Re: e^pi - pi + 9/10^4 + 1/(10^4*ln(2) + sqrt(10)/6)^2 Message #14 Posted by Dieter on 7 Aug 2012, 6:34 p.m., in response to message #11 by Paul Dale I think we can safely assume that the 34s, set to 34 digit precision, will get the first 16 right. ;-) So using the wonderful RSD command of this device you can determine the correct n-digit result with this little routine: 001 LBL A 002 DBLON 003 STO 00 004 # [pi] 005 RSD[->]00 006 e[^]x 007 RSD[->]00 008 # [pi] 009 RSD[->]00 010 - 011 RSD[->]00 012 # 009 013 SDR 004 014 + 015 RSD[->]00 016 # 002 017 LN 018 RSD[->]00 019 SDL 004 020 # 010 021 [sqrt] 022 RSD[->]00 023 # 006 024 / 025 RSD[->]00 026 + 027 RSD[->]00 028 x[^]2 029 RSD[->]00 030 1/x 031 RSD[->]00 032 + 033 RSD[->]00 034 END Now let's see what the correct result for n digits working precision should look like: 16 [A] 19,99999999999999 15 [A] 19,9999999999999 12 [A] 20 10 [A] 20,00000001 Does this answer your question ?-) Dieter

Re: e^pi - pi + 9/10^4 + 1/(10^4*ln(2) + sqrt(10)/6)^2 Message #15 Posted by Paul Dale on 7 Aug 2012, 7:27 p.m., in response to message #14 by Dieter Quote: I think we can safely assume that the 34s, set to 34 digit precision, will get the first 16 right. ;-) Some of us have less faith :-) There most likely will be pathological values where correct rounding won't be achieved but they will be unusual. Quote: Now let's see what the correct result for n digits working precision should look like: 16 [A] 19,99999999999999 15 [A] 19,9999999999999 12 [A] 20 10 [A] 20,00000001 Does this answer your question ?-) For the sixteen digit result, yes :-) - Pauli

Re: e^pi - pi + 9/10^4 + 1/(10^4*ln(2) + sqrt(10)/6)^2 (updated) Message #16 Posted by Walter B on 8 Aug 2012, 5:57 p.m., in response to message #14 by Dieter I keyed in your wonderful little program and get from my WP 34S in ALL 00: 34 [A] 20. [<] 20.000 000 000 000 00 [>] 0 729 511 118 583 827 57 33 [A] 20. [<] 20. [>] 0 729 511 118 583 827 5 32 [A] 20. [<] 20. [>] 0 729 511 118 583 827 31 [A] 20. [<] 20. [>] 0 729 511 118 583 84 30 [A] 20. [<] 20. [>] 0 729 511 118 583 9 ... 24 [A] 20. [<] 20.000 000 000 000 00 [>] 0 729 511 1 23 [A] 20. [<] 20. [>] 0 729 510 22 [A] 20. [<] 20. [>] 0 729 52 21 [A] 20. [<] 20. [>] 0 729 4 20 [A] 20. [<] 20. [>] 0 730 19 [A] 20. [<] 20. [>] 0 72 18 [A] 20. [<] 20. [>] 0 8 17 [A] 20. [<] 20. 16 [A] 20. [<] 19.999 999 999 999 99 15 [A] 20. [<] 19.999 999 999 999 9 14 [A] 20. [<] 20. 13 [A] 20. [<] 20. 12 [A] 20. [<] 20. 11 [A] 20. [<] 20. 10 [A] 20.000 000 01 9 [A] 19.999 999 8 8 [A] 20.000 001 FWIW Edited: 9 Aug 2012, 7:25 a.m.

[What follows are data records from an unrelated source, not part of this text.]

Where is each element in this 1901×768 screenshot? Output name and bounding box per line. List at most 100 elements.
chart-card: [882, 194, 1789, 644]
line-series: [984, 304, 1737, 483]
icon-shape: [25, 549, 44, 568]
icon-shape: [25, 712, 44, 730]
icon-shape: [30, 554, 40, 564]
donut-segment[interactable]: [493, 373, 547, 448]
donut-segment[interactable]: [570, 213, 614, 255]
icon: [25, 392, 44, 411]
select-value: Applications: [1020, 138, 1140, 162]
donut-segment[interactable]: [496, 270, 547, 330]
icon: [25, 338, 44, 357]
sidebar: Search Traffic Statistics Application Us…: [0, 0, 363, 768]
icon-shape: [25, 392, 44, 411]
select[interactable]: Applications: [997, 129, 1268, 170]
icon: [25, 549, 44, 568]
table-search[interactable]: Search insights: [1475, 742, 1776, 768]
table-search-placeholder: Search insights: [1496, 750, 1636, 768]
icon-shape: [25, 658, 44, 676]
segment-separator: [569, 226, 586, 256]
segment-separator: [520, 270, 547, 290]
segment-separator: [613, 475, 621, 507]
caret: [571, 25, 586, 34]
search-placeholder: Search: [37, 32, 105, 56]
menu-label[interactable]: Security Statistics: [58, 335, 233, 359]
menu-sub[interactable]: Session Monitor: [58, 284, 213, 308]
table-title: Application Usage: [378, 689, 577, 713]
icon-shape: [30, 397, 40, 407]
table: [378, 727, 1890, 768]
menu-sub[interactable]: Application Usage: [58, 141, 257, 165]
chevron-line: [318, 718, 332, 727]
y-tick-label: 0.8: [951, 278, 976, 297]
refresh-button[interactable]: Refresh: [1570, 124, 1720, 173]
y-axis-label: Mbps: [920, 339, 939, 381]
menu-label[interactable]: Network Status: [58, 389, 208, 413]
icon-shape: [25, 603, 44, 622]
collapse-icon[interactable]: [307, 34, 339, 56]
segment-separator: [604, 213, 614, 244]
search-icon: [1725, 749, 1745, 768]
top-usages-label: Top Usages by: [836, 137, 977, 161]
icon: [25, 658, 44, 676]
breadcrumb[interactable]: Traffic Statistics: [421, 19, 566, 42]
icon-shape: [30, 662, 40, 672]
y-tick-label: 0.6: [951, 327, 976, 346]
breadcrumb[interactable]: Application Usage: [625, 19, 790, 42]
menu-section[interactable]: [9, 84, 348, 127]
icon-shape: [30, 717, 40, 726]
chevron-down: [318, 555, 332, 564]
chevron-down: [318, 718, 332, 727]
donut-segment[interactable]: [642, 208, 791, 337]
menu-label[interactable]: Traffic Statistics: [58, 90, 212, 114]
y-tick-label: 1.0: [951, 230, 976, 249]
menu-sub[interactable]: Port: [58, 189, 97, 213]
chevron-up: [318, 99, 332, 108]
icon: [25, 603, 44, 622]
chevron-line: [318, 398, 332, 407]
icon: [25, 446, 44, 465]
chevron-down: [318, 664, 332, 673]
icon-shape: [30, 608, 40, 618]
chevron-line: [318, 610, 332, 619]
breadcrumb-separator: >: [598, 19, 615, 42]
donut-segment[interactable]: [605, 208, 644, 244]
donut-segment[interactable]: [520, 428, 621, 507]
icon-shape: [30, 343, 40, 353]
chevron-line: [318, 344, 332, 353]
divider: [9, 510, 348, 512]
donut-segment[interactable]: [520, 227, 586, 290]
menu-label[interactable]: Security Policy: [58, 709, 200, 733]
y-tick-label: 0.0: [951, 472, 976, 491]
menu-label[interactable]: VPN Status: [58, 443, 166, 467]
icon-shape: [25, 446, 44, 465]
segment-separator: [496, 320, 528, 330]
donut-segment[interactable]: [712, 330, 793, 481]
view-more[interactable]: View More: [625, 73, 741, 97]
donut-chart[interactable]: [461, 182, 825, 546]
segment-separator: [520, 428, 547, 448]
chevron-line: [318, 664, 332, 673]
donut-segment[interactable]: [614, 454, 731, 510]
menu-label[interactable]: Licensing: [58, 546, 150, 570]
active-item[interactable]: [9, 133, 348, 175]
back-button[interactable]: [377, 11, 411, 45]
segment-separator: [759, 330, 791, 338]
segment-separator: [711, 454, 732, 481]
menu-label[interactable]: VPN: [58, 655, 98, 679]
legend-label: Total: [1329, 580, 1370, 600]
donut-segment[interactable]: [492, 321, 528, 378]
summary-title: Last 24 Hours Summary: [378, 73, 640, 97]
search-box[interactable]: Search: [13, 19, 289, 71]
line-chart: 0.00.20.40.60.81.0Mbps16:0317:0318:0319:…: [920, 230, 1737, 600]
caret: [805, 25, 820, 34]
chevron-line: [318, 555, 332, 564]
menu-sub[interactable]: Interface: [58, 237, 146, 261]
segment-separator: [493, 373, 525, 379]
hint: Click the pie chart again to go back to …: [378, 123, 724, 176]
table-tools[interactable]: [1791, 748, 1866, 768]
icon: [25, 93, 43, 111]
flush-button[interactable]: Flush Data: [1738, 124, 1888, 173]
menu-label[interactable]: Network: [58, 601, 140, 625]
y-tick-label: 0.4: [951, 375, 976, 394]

HP200LX Emulator Message #17 Posted by Mike (Stgt) on 10 Aug 2012, 10:49 a.m., in response to message #6 by Peter A. Gebhardt wait-wait-wait!! An HP200LX emulator?!? Realy an emulator?? Or the Connectivity Pack, I assume. Ciao.....Mike

Re: HP200LX Emulator Message #18 Posted by Peter A. Gebhardt on 12 Aug 2012, 6:30 a.m., in response to message #17 by Mike (Stgt) Mike, the Connectivity Pack was used. But isn't it an emulator? Best regards

Re: HP200LX Emulator Message #19 Posted by Mike (Stgt) on 12 Aug 2012, 7:24 a.m., in response to message #18 by Peter A. Gebhardt Well, the Connectivity Pack is compiled from the same sources like the SW running on the real HW. But an emulation would emulate the 200LX HW and would allow the 'switching' of applications. Alas this is not possible in the Connectivity Pack where you have tho close an application before you can start an other one. Ciao.....Mike

Re: e^pi - pi + 9/10^4 + 1/(10^4*ln(2) + sqrt(10)/6)^2 Message #20 Posted by Gilles Carpentier on 7 Aug 2012, 7:16 a.m., in response to message #5 by Paulo MO Both 50g and 3ēgII : 20. exactly

Re: e^pi - pi + 9/10^4 + 1/(10^4*ln(2) + sqrt(10)/6)^2 Message #21 Posted by Les Koller on 7 Aug 2012, 11:51 a.m., in response to message #20 by Gilles Carpentier HP 50G gives 20 exactly HP 48GX gives 20 exactly HP 39GS gives 20 exactly TI-92+ gives 20 exactly TI Nspire gives 20 exactly HP 49G gives 20.0000000001. Edited: 7 Aug 2012, 11:51 a.m.

Re: e^pi - pi + 9/10^4 + 1/(10^4*ln(2) + sqrt(10)/6)^2 Message #22 Posted by Gerson W. Barbosa on 7 Aug 2012, 1:19 p.m., in response to message #21 by Les Koller TI-57: 20, exactly. Rather than closeness to the actual result, I would like to call the attention to near integers, however. Almost Integer, or Near-Integer, is an interesting topic in Recreational Mathematics. Another example: 2*(e - atan(e)) = 2.9999979 (sticking to the TI-57, for a change :-)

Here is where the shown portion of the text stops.